Enumeration (volume number)

Enumeration data or volume numbers are used in combination with copy numbers to help distinguish between multi-volume sets and multiple copies of a title. If volume numbers have been appended to your call numbers, we will attempt to identify and harvest them from there.


Copy number
Collection code and name

GreenGlass supports two levels of location-related data elements, referred to as Collection and Location Codes. It is possible that they are labeled differently in your system, but be sure to include both if needed to locate items in your library. 


Location code and name
Item create date The item create date is used as the acquisition or add date, but if it is not available, we can use a bib-level add or cataloging date instead.
Item type code

Item type and status codes are included in lists exported from GreenGlass. GreenGlass uses them to ensure appropriate filtering of your dataset.

Item status code

Total charges

  • In-house uses or reshelving counts
  • Year-to-date charges
  • Reserve charges
  • Historical charges

With regard to usage data, we want to collect as much as possible. For most libraries, total charges will contain the complete tally. However, if there are other usage tallies that are not already included in total charges, we encourage you to send them separately.
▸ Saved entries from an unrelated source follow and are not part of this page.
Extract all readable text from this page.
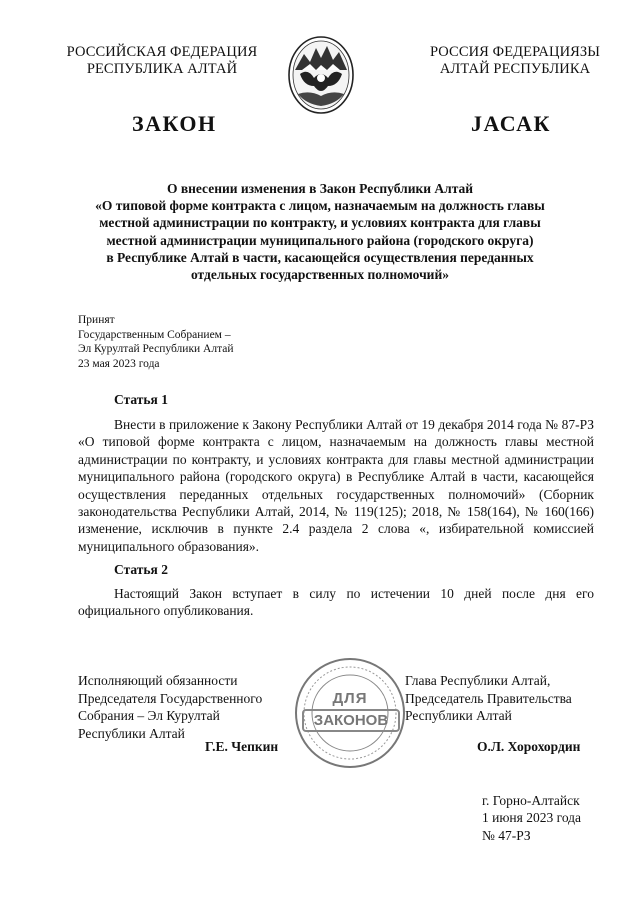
РОССИЙСКАЯ ФЕДЕРАЦИЯ
РЕСПУБЛИКА АЛТАЙ
РОССИЯ ФЕДЕРАЦИЯЗЫ
АЛТАЙ РЕСПУБЛИКА
ЗАКОН	JАСАК
О внесении изменения в Закон Республики Алтай
«О типовой форме контракта с лицом, назначаемым на должность главы
местной администрации по контракту, и условиях контракта для главы
местной администрации муниципального района (городского округа)
в Республике Алтай в части, касающейся осуществления переданных
отдельных государственных полномочий»
Принят
Государственным Собранием –
Эл Курултай Республики Алтай
23 мая 2023 года
Статья 1
Внести в приложение к Закону Республики Алтай от 19 декабря 2014 года № 87-РЗ «О типовой форме контракта с лицом, назначаемым на должность главы местной администрации по контракту, и условиях контракта для главы местной администрации муниципального района (городского округа) в Республике Алтай в части, касающейся осуществления переданных отдельных государственных полномочий» (Сборник законодательства Республики Алтай, 2014, № 119(125); 2018, № 158(164), № 160(166) изменение, исключив в пункте 2.4 раздела 2 слова «, избирательной комиссией муниципального образования».
Статья 2
Настоящий Закон вступает в силу по истечении 10 дней после дня его официального опубликования.
Исполняющий обязанности
Председателя Государственного
Собрания – Эл Курултай
Республики Алтай
Г.Е. Чепкин
ДЛЯ
ЗАКОНОВ
Глава Республики Алтай,
Председатель Правительства
Республики Алтай
О.Л. Хорохордин
г. Горно-Алтайск
1 июня 2023 года
№ 47-РЗ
They will be combined in GreenGlass.

Additional charges in your library may include in-house browses or re-shelving counts, year-to-date charges, reserve charges, or historical charges that were not migrated into your current system. These secondary tallies should only be sent if they have not already been included in the total charges.

Last charge date

In addition to the number of charges, also include the last charge date to the extent that it is available. GreenGlass will make use of data from multiple sources if necessary.

For GreenGlass to take advantage of secondary or supplemental files of transaction information, an item record number or barcode must be associated with each line of data.  

Review and deliver extraction data

Once you have compiled your extraction of bibliographic, item, and circulation data, open and review the files.  Multiple files are acceptable.

Check that the numbers of records match your intent and that all the relevant item details have been included. If you have delivered item and/or transaction data in .csv or Excel files, be sure that each line represents a single item and that each column contains a header that will be easy to interpret.

Deliver extraction data via FTP

Once reviewed, deliver the data via FTP. Send an email to your GreenGlass liaison, which includes a description of the files, including numbers of bibliographic and item records.  

Your GreenGlass liaison will send your FTP credentials once they have received a completed Cataloging and Data Questionnare and Code Keys for collection, location, status and item type codes.

GreenGlass tasks

Once GreenGlass has received your extract, they will:

  • Filter out-of-scope bibliographic records (eBooks, maps, DVDs, Gov Docs)
  • Eliminate duplicate bibliographic records
  • Choose and normalize call numbers
  • Eliminate trailing spaces in control numbers
  • Validate OCLC numbers
  • LCCN/ISBN/title-string lookups for records lacking an OCLC number
  • Identify and accommodate unusual implementations of MARC
  • Identify bibliographic records without items and items with multiple bibliographic records
  • Map item-level data and interpret codes
  • Assign LC and/or Dewey Classes to records

At various points in this process, your liaison may be in touch with questions.